The Coordinator, Research Ethics is responsible for initiating and responding to the REB and the prompt, timely processing of research ethics submissions through all stages of the review and approval process, on behalf of the Office of Research Support.
The Coordinator, Research Ethics facilitates fair and equitable access to resources, identifies and addresses opportunities to improve processes, and supports the development of REB submission capabilities across all DoM’s research teams.
This is a full-time permanent position with a comprehensive benefits package and pension plan. Work is onsite with the possibility of a hybrid schedule.
Responsibilities
- Write initial and ongoing research applications for TOH / OHRI, UOHI / OHIRC, and other institutions by way of harmonization agreements and Clinical Trials Ontario (CTO)
- Assist investigators and study teams in preparing a response to application inquiries and preparing and submitting initial applications, renewals, and amendments by applicable deadlines
- Ensure applications adhere to REB policies, procedures, guidelines and regulations
- Maintain databases, spreadsheets, and REB files in various systems (e.g.
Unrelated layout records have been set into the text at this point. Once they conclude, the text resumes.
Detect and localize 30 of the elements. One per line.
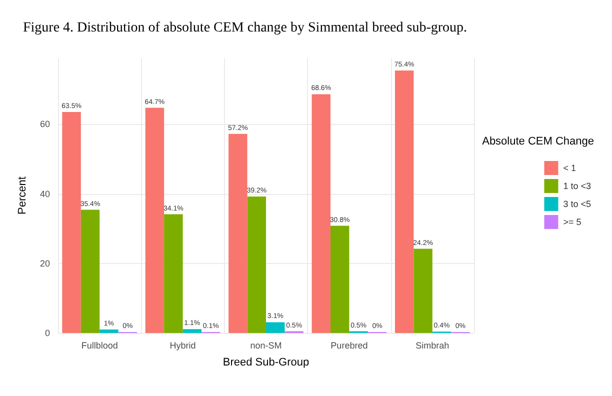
x-tick-label: Fullblood [81, 340, 118, 350]
bar [80, 210, 100, 333]
x-tick-label: non-SM [250, 340, 282, 350]
bar [62, 112, 81, 333]
legend-title: Absolute CEM Change [482, 136, 594, 148]
y-tick-label: 60 [40, 119, 50, 130]
bar [312, 94, 330, 333]
legend-label: 1 to <3 [563, 181, 592, 191]
bar [414, 248, 432, 333]
bar [100, 330, 118, 333]
bar [247, 196, 266, 333]
x-tick-label: Purebred [330, 340, 368, 350]
bar [330, 226, 350, 333]
x-tick-label: Simbrah [416, 340, 450, 350]
y-tick-label: 20 [40, 258, 50, 268]
bar [394, 70, 414, 333]
x-axis-title: Breed Sub-Group [222, 356, 310, 368]
legend-label: 3 to <5 [563, 199, 592, 209]
bar [228, 134, 248, 333]
legend-label: < 1 [563, 163, 576, 173]
bar [182, 329, 202, 333]
y-tick-label: 0 [44, 328, 50, 338]
chart-title: Figure 4. Distribution of absolute CEM change by Simmental breed sub-group. [23, 20, 468, 36]
bar [164, 214, 183, 333]
bar [145, 108, 164, 333]
x-tick-label: Hybrid [170, 340, 196, 350]
y-axis-title: Percent [16, 176, 28, 214]
y-tick-label: 40 [40, 188, 50, 199]
legend-label: >= 5 [563, 217, 582, 227]
bar [266, 322, 285, 333]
IRIS, CTO Stream)
- Identify common barriers and pain points in the REB application process to facilitate process improvement
- Act as a subject matter on the REB process and communicate and liaise effectively with investigators and study teams
- Provide support, education, and assistance to researchers for the life of a project in respect to ethics
- Provide administrative assistance to the Research Support Office as required (coordination of internal grants, grant writing, budget support, etc.)
Qualifications
- Post-secondary education preferably in a health or science-related discipline or a combination of related education and experience
- Minimum of 5-7 years of experience in medical ethics or clinical research, preferable in a clinical academic environment
- Familiarity with scientometrics and concepts of The San Francisco Declaration on Research Assessment (DORA) is an asset
- Experience with research ethics and guidelines, applications and REB requirements
- Working knowledge of clinical research standards, regulations, and laws governing human research ethics
- Experience with database management and data entry
- Excellent computer proficiency and aptitude (e.g. MS Office Suite, databases, web based programs, etc.)
- Excellent organizational, prioritization, and time-management skills required to coordinate multiple
- Ability to work under pressure with attention to detail in a team environment.
- Ability to handle highly sensitive and confidential information.
- Excellent interpersonal and communication skills and a demonstrated ability to exercise high level of tact and diplomacy in dealing with a wide variety of contacts.
- Strong customer service orientation and ability to establish and maintain a positive working relationship.
- Demonstrated analytical skills and the ability to exercise judgment within a highly regulated environment.
- Proficiency in speaking and comprehending both English and French (Level B+) is an asset.